As if what had unfolded just now was so easy for her to just brush off as if nothing had just happened., Rosaline continued her conversation with each new step she took towards her previous destination.
“Aubin is the heir to the throne, should something ever happen to my father. But what does that really mean when we’re immortal? Regardless, with Aubin around, I’m not needed.
I’ve gotten into my fair share of trouble, but even living seems to bring on the rage of my father. I feel like I’m waiting for the moment he decides to dispose of me for good.
My brother has spent all this time protecting me, but once I got the chance to try and know him, I realized he was much more than just that.”
“Was it your brother who insisted on having me here?” I had been placed in this castle to protect her, but I was beginning to wonder exactly from what.
“It was. He can’t always be here to protect me from my father’s hand.”
“Your father, what does he do to you?”
She let out a pathetic laugh and began walking again. “I’m sure you know of my late mother. He blames her death on Aubin and I. Ever since, it’s like he’s punishing us for just living. It was just neglect at first. We didn’t see him for months on end.
One day, my brother left the castle for some time and my father, who thought the two of us were closer than we were, beat me for not knowing where Aubin had gone. “
“He forced us to kill humans and drink their blood, even to the point of excess. If we so much as spoke to a human, it would result in us having to kill them.”
“Hence why the maids won’t talk to us.”
Rosaline stopped for a moment as a maid passed the two of us, almost as if on cue. “I killed so many of them… He told me that it was because of us and because of them that my mother had wrongly been killed.
“It didn’t take long for me to realize that humans were the ones that feared us, not the other way around. I can’t say I blame them, either.
“As soon as I could, I stopped drinking blood entirely. If it takes me to my grave, I’d gladly bury myself.”
"Don't say things like that." I didn’t know if I wanted her to suffer at the hands of another, but I certainly didn’t want her dead. I scratched my ear, just below my horn, while trying to pick apart exactly what I was feeling here.
"This is the hand I have been dealt." She replied, “I would leave or I would die by my own hand, but I will not die at his.”
I wanted her to suffer, but not if it wasn’t brought on by me.
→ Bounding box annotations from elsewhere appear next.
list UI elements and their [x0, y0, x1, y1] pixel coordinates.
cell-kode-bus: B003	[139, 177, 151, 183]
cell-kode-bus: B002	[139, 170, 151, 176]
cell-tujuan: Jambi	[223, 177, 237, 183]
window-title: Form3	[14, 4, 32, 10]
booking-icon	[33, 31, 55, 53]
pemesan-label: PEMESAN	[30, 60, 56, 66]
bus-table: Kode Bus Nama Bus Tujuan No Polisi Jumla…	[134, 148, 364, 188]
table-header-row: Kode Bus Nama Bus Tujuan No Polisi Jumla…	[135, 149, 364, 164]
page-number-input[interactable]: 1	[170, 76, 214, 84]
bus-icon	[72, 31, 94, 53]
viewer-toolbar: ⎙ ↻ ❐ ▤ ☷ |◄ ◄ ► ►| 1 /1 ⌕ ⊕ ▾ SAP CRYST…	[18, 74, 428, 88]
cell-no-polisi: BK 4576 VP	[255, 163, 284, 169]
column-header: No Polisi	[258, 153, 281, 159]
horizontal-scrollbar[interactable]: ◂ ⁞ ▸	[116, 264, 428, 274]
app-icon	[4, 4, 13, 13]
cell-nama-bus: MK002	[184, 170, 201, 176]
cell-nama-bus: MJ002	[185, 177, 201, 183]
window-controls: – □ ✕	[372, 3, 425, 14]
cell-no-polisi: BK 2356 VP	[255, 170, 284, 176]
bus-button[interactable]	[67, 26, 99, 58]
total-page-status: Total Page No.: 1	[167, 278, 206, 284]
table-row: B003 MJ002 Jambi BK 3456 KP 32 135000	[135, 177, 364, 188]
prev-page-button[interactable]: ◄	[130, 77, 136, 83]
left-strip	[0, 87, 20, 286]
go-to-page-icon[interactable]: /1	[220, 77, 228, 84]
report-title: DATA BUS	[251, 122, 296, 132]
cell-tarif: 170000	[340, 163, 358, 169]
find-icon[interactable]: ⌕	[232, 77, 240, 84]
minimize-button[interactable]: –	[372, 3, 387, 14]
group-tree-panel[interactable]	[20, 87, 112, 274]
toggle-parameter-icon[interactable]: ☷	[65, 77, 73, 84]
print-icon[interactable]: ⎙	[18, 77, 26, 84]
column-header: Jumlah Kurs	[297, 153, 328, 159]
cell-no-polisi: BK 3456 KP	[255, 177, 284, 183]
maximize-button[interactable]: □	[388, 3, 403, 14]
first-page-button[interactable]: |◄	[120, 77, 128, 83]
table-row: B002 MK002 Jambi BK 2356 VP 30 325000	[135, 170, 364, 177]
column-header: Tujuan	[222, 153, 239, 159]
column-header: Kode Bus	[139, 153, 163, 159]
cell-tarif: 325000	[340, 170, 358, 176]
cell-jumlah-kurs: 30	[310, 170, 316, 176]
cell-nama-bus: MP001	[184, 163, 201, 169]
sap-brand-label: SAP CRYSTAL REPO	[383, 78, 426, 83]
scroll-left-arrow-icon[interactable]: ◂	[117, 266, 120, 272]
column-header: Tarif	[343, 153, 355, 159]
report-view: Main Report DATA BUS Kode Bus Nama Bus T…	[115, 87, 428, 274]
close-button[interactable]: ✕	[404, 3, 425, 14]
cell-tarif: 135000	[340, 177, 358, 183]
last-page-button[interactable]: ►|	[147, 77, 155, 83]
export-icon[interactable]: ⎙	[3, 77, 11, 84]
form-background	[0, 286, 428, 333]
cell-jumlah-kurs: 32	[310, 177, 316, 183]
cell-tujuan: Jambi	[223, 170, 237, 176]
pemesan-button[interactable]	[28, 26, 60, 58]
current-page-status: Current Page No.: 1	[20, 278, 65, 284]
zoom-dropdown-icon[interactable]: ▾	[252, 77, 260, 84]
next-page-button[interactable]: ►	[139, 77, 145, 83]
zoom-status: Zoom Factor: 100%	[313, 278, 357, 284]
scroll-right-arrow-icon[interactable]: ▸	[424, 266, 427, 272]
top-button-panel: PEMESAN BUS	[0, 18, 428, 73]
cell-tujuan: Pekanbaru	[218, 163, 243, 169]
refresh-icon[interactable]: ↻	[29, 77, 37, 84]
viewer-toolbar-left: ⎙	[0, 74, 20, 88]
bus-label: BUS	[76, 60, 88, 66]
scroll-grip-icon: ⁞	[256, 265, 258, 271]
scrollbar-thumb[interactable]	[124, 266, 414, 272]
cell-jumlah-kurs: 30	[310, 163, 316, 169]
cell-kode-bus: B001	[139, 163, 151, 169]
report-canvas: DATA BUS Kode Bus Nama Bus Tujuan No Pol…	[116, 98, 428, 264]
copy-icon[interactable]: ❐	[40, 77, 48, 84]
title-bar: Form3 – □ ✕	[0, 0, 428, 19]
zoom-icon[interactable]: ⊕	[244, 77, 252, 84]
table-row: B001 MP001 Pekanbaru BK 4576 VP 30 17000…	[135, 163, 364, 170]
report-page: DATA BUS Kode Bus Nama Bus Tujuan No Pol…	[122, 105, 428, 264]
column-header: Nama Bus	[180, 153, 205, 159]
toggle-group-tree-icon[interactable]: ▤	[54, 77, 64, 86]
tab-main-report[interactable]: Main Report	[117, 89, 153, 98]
Is that how I viewed our dynamic? Why did it have to be her specifically?
“What if I protected you? Could you leave this castle?”
“I can’t promise your safety if we do.”
“There is an event that my people celebrate. A harvest festival of sorts. We sneak out of the castle grounds and celebrate in the forest.
We call it the Nocturnus Night. We pay homage to the demons that hone our powers and bless us with easy hunts.
Though we host it, all creatures of the night are invited to join. Vampires, half-breeds, Werewolves, Wolf men and several other people of the night attend by the hundreds each year beside us. It is but a few days away, if you would consider it.”
“You’re serious about going?” She asked, pulling me into her room just before she let those words slip from her tongue.
“I was going to sneak out, with or without you. Might as well go out and experience the real world, princess.”